The state’s first commercial pot shop marijuanally.com opened in Leicester and Northampton — selling strains of the part of the plant that can be smoked, pre-rolled joints and edibles such as brownies and chocolate bars.
Marijuana is already sold legally in six Western states but the long-awaited opening of recreational outlets in Massachusetts marks a major milestone for the industry in the U.S. Canada began legal sales last month as well.
The first customer at the Leicester store, in central Massachusetts, was Stephen Mandile, an Iraq War veteran who has been using medical marijuana to treat his post-traumatic stress, a traumatic brain injury and chronic pain.
Customers were shuttled to Cultivate, the Leicester store, from a remote parking lot about a mile away as police kept a visible but low-key presence outside. Customers perused offerings kept behind counters and under glass.
Kenny Boisvert, a 33-year-old Blackstone resident, was pleasantly surprised by his purchasing experience.
“It’s a very nice place. It’s way more than I expected,” he said as he waited to pick up edibles and the part of the plant that can be smoked.
Mayor David Narkewicz was the ceremonial first customer at New England Treatment Access in Northampton, a small city in the western part of the state known for its eclectic mix of culture.
Narkewicz said he did not intend to consume his purchase, but wanted it as an artifact of city history.
Voters in Northampton approved recreational marijuana in 2016 by one of the widest margins of any community in the state and officials welcomed the opening of the store, even as many other cities and towns have thrown up roadblocks to legal marijuana businesses.
George Graham, of Shelton, Connecticut, told Masslive.com he drove up Monday and got in line early at the Northampton store after spending the night at a nearby motel.
“Everybody is happy to celebrate.

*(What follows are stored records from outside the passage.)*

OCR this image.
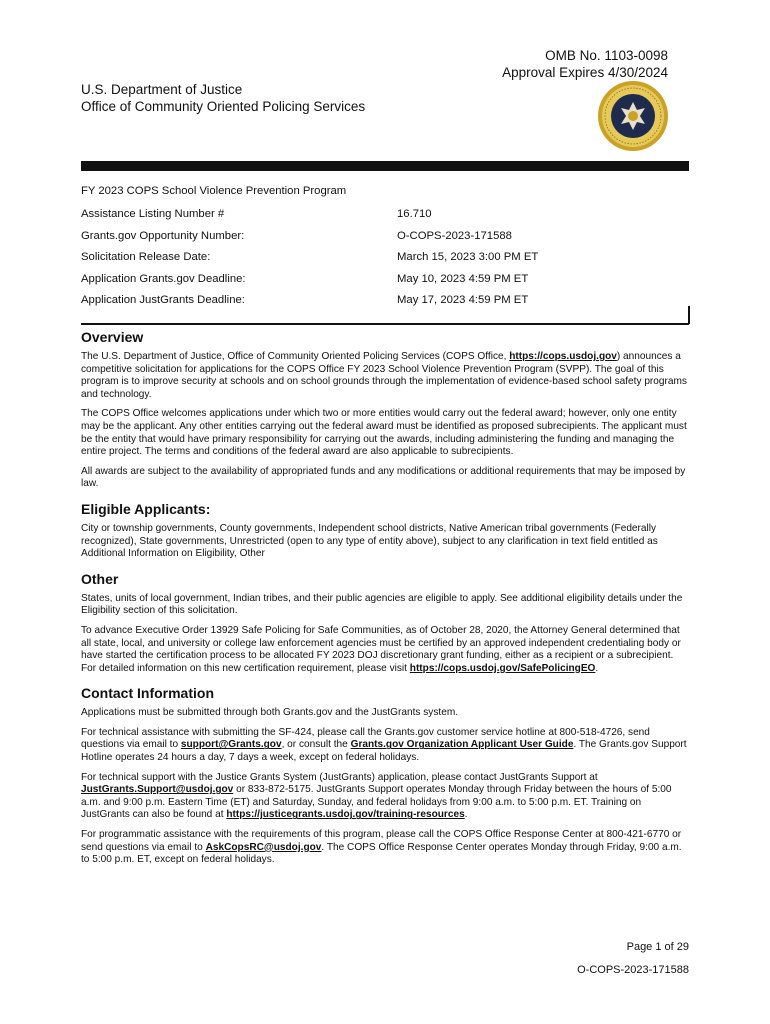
OMB No. 1103-0098
Approval Expires 4/30/2024
U.S. Department of Justice
Office of Community Oriented Policing Services
FY 2023 COPS School Violence Prevention Program
Assistance Listing Number #	16.710
Grants.gov Opportunity Number:	O-COPS-2023-171588
Solicitation Release Date:	March 15, 2023 3:00 PM ET
Application Grants.gov Deadline:	May 10, 2023 4:59 PM ET
Application JustGrants Deadline:	May 17, 2023 4:59 PM ET
Overview

The U.S. Department of Justice, Office of Community Oriented Policing Services (COPS Office, https://cops.usdoj.gov) announces a competitive solicitation for applications for the COPS Office FY 2023 School Violence Prevention Program (SVPP). The goal of this program is to improve security at schools and on school grounds through the implementation of evidence-based school safety programs and technology.

The COPS Office welcomes applications under which two or more entities would carry out the federal award; however, only one entity may be the applicant. Any other entities carrying out the federal award must be identified as proposed subrecipients. The applicant must be the entity that would have primary responsibility for carrying out the awards, including administering the funding and managing the entire project. The terms and conditions of the federal award are also applicable to subrecipients.

All awards are subject to the availability of appropriated funds and any modifications or additional requirements that may be imposed by law.

Eligible Applicants:

City or township governments, County governments, Independent school districts, Native American tribal governments (Federally recognized), State governments, Unrestricted (open to any type of entity above), subject to any clarification in text field entitled as Additional Information on Eligibility, Other

Other

States, units of local government, Indian tribes, and their public agencies are eligible to apply. See additional eligibility details under the Eligibility section of this solicitation.

To advance Executive Order 13929 Safe Policing for Safe Communities, as of October 28, 2020, the Attorney General determined that all state, local, and university or college law enforcement agencies must be certified by an approved independent credentialing body or have started the certification process to be allocated FY 2023 DOJ discretionary grant funding, either as a recipient or a subrecipient. For detailed information on this new certification requirement, please visit https://cops.usdoj.gov/SafePolicingEO.

Contact Information

Applications must be submitted through both Grants.gov and the JustGrants system.

For technical assistance with submitting the SF-424, please call the Grants.gov customer service hotline at 800-518-4726, send questions via email to support@Grants.gov, or consult the Grants.gov Organization Applicant User Guide. The Grants.gov Support Hotline operates 24 hours a day, 7 days a week, except on federal holidays.

For technical support with the Justice Grants System (JustGrants) application, please contact JustGrants Support at JustGrants.Support@usdoj.gov or 833-872-5175. JustGrants Support operates Monday through Friday between the hours of 5:00 a.m. and 9:00 p.m. Eastern Time (ET) and Saturday, Sunday, and federal holidays from 9:00 a.m. to 5:00 p.m. ET. Training on JustGrants can also be found at https://justicegrants.usdoj.gov/training-resources.

For programmatic assistance with the requirements of this program, please call the COPS Office Response Center at 800-421-6770 or send questions via email to AskCopsRC@usdoj.gov. The COPS Office Response Center operates Monday through Friday, 9:00 a.m. to 5:00 p.m. ET, except on federal holidays.

Page 1 of 29
O-COPS-2023-171588
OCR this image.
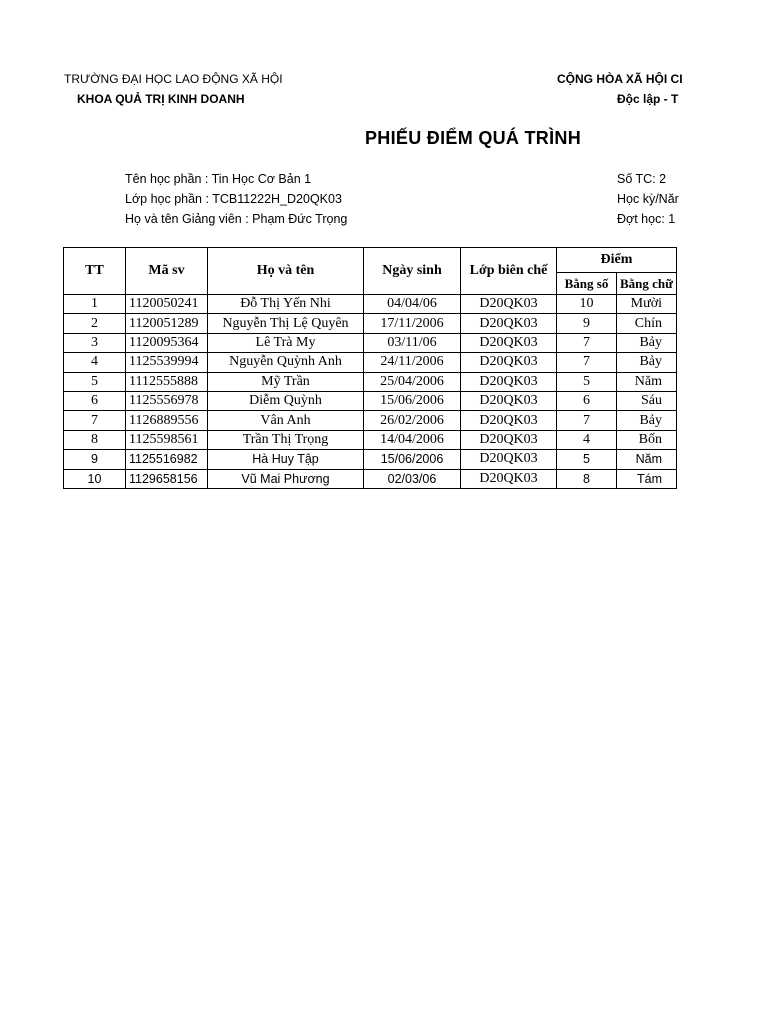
TRƯỜNG ĐẠI HỌC LAO ĐỘNG XÃ HỘI
KHOA QUẢ TRỊ KINH DOANH
CỘNG HÒA XÃ HỘI CI
Độc lập - T
PHIẾU ĐIỂM QUÁ TRÌNH
Tên học phần : Tin Học Cơ Bản 1
Lớp học phần : TCB11222H_D20QK03
Họ và tên Giảng viên : Phạm Đức Trọng
Số TC: 2
Học kỳ/Năr
Đợt học: 1
TT	Mã sv	Họ và tên	Ngày sinh	Lớp biên chế	Điểm	
					Bằng số	Bằng chữ
1	1120050241	Đỗ Thị Yến Nhi	04/04/06	D20QK03	10	Mười
2	1120051289	Nguyễn Thị Lệ Quyên	17/11/2006	D20QK03	9	Chín
3	1120095364	Lê Trà My	03/11/06	D20QK03	7	Bảy
4	1125539994	Nguyễn Quỳnh Anh	24/11/2006	D20QK03	7	Bảy
5	1112555888	Mỹ Trần	25/04/2006	D20QK03	5	Năm
6	1125556978	Diễm Quỳnh	15/06/2006	D20QK03	6	Sáu
7	1126889556	Vân Anh	26/02/2006	D20QK03	7	Bảy
8	1125598561	Trần Thị Trọng	14/04/2006	D20QK03	4	Bốn
9	1125516982	Hà Huy Tập	15/06/2006	D20QK03	5	Năm
10	1129658156	Vũ Mai Phương	02/03/06	D20QK03	8	Tám
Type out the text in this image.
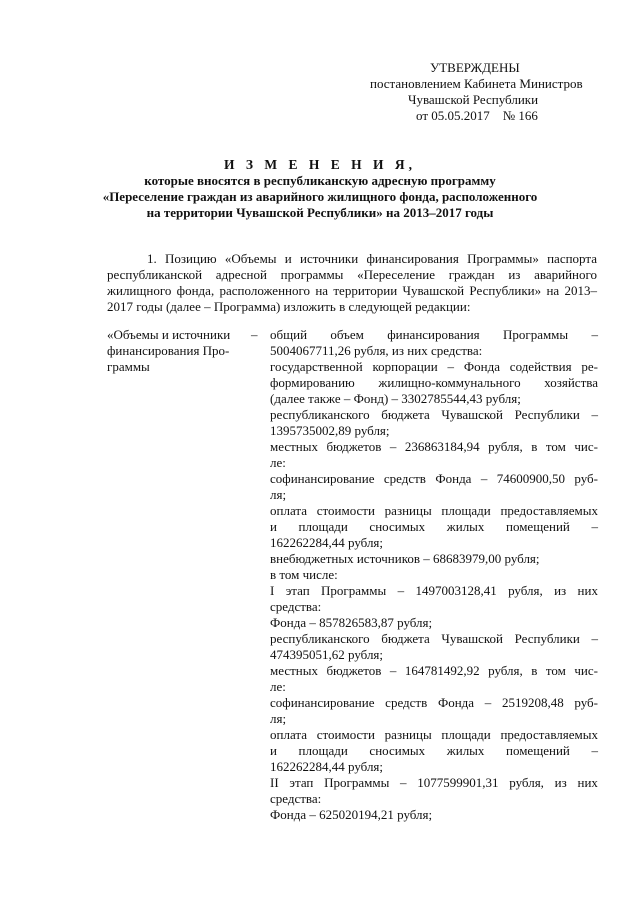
УТВЕРЖДЕНЫ
постановлением Кабинета Министров
Чувашской Республики
от 05.05.2017    № 166
И З М Е Н Е Н И Я,
которые вносятся в республиканскую адресную программу
«Переселение граждан из аварийного жилищного фонда, расположенного
на территории Чувашской Республики» на 2013–2017 годы
1. Позицию «Объемы и источники финансирования Программы» паспорта республиканской адресной программы «Переселение граждан из аварийного жилищного фонда, расположенного на территории Чувашской Республики» на 2013–2017 годы (далее – Программа) изложить в следующей редакции:
«Объемы и источники
финансирования Про-
граммы
– общий объем финансирования Программы –
5004067711,26 рубля, из них средства:
государственной корпорации – Фонда содействия ре-
формированию жилищно-коммунального хозяйства
(далее также – Фонд) – 3302785544,43 рубля;
республиканского бюджета Чувашской Республики –
1395735002,89 рубля;
местных бюджетов – 236863184,94 рубля, в том чис-
ле:
софинансирование средств Фонда – 74600900,50 руб-
ля;
оплата стоимости разницы площади предоставляемых
и площади сносимых жилых помещений –
162262284,44 рубля;
внебюджетных источников – 68683979,00 рубля;
в том числе:
I этап Программы – 1497003128,41 рубля, из них
средства:
Фонда – 857826583,87 рубля;
республиканского бюджета Чувашской Республики –
474395051,62 рубля;
местных бюджетов – 164781492,92 рубля, в том чис-
ле:
софинансирование средств Фонда – 2519208,48 руб-
ля;
оплата стоимости разницы площади предоставляемых
и площади сносимых жилых помещений –
162262284,44 рубля;
II этап Программы – 1077599901,31 рубля, из них
средства:
Фонда – 625020194,21 рубля;
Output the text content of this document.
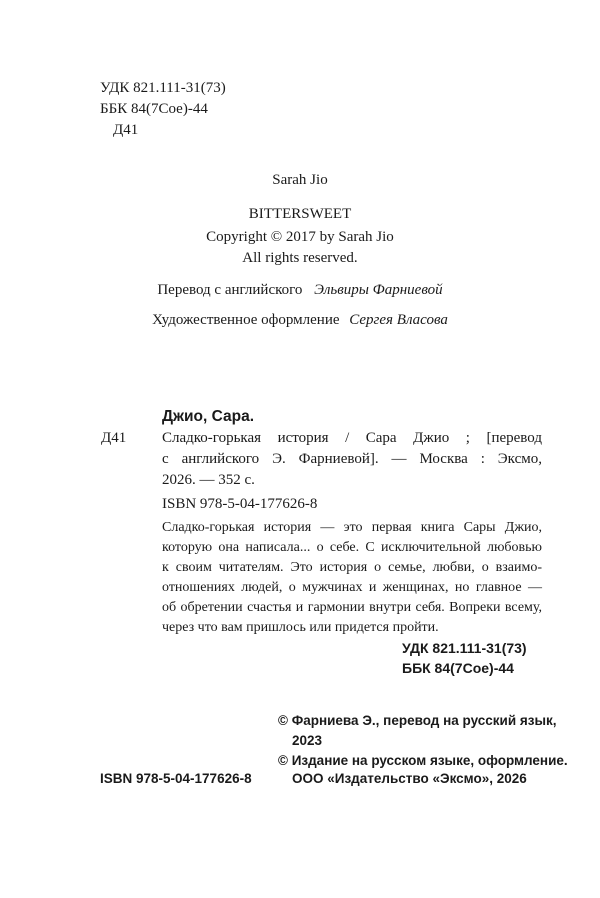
УДК 821.111-31(73)
ББК 84(7Сое)-44
Д41
Sarah Jio
BITTERSWEET
Copyright © 2017 by Sarah Jio
All rights reserved.
Перевод с английского Эльвиры Фарниевой
Художественное оформление Сергея Власова
Джио, Сара.
Д41 Сладко-горькая история / Сара Джио ; [перевод
с английского Э. Фарниевой]. — Москва : Эксмо,
2026. — 352 с.
ISBN 978-5-04-177626-8
Сладко-горькая история — это первая книга Сары Джио,
которую она написала... о себе. С исключительной любовью
к своим читателям. Это история о семье, любви, о взаимо-
отношениях людей, о мужчинах и женщинах, но главное —
об обретении счастья и гармонии внутри себя. Вопреки всему,
через что вам пришлось или придется пройти.
УДК 821.111-31(73)
ББК 84(7Сое)-44
© Фарниева Э., перевод на русский язык,
2023
© Издание на русском языке, оформление.
ООО «Издательство «Эксмо», 2026
ISBN 978-5-04-177626-8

I think it’s going to open the door to freedom for a lot of people in surrounding states,” said Graham, who is registered to use medical marijuana in Connecticut but said it would be easier and less expensive to buy recreational pot.
Daquaan Hamilton, a 22-year-old student at nearby University of Massachusetts-Amherst, was among the first inside the Northampton store after waiting for hours in show and rain.
“There are a lot of people throughout our history who have done prison time for such minor offences — like having weed paraphernalia, or having small amounts on them — and the fact that I can walk out of the store right now with this and not be afraid of anything that can happen to me, it’s pretty great,” Hamilton told The Boston Globe.
Democratic Gov.-elect Ned Lamont of Connecticut supports legalization and hopes it will be a priority for state lawmakers next year.
Maine has also voted to legalize marijuana, though its first stores are not expected to open until next year. Vermont allows adults to use marijuana has no provisions for legal sale.
The rollout of legal pot sales has been slow in Massachusetts, with regulators saying they wanted to make sure it was done safely and without supply shortages that initially plagued other states.
The two shops received final clearance from regulators to open last Friday but were required to wait three days to co-ordinate traffic and other concerns.
The Cannabis Control Commission, the state’s regulatory board, was expected to approve final licenses for two additional stores on Tuesday, but there are still no pot shops ready to open in the greater Boston area, where more than half of the state’s population resides.
Salsberg reported from Boston. Associated Press writer Mark Pratt in Boston contributed to this report.